Thursday, April 24, 2008

Voting for Someone Based on Qualifications is "Very White"

According to Whoopi Goldberg on The View.

Newsbusters has the whole, contorted transcript, but, in a nutshell, Whoopi Goldberg and Sherri Shepherd tell Elisabeth Hasselbeck that she's always had presidents that looked like her but they haven't.

I don't like Hasselbeck. I think she's too polite and let's the lefies hold sway. And this idea that a white man as president is "someone who looks like me" shows that, for black people, race is more important than gender.
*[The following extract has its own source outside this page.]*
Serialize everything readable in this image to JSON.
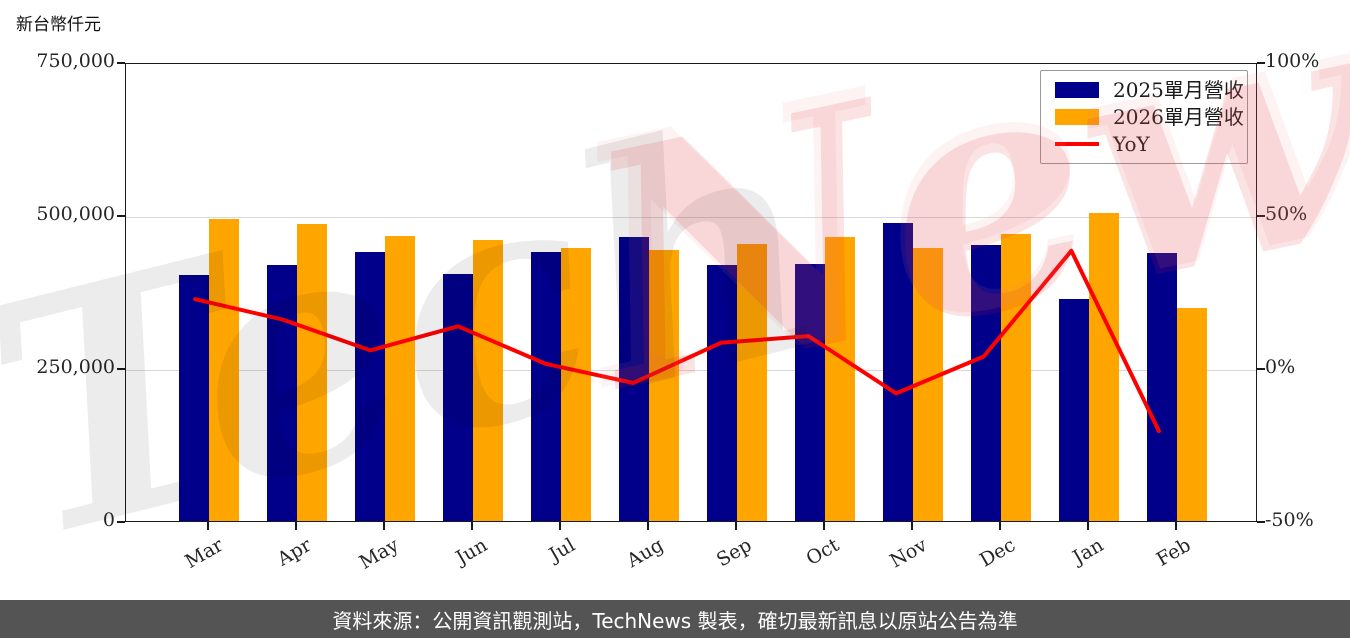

The key difference in viewpoints is that Hasselbeck (and women like me) want to vote based on qualifications, not identity politics. Why? Because if our vote is only based on immutable characteristics like sex and race, someone will always be left out. Where is the Hispanic voice crying because there's not been a president who looks like them? Or the Asian? Or the disabled?

Voting based on identity creates more divisions than unity. That's why Barack Obama tried early to downplay race; he knew that to win over more white voters, he had to be a "different kind of black candidate." He's allowed people like Goldberg and Shepherd to see his candidacy in terms of his race while allowing white supporters to look beyond his race.

Unfortunately for Obama, the emphasis from the Left on identity politics will destroy their candidate. Most Americans would love to break the color barrier for the presidency. They just want to decide that race isn't the reason they are voting for someone.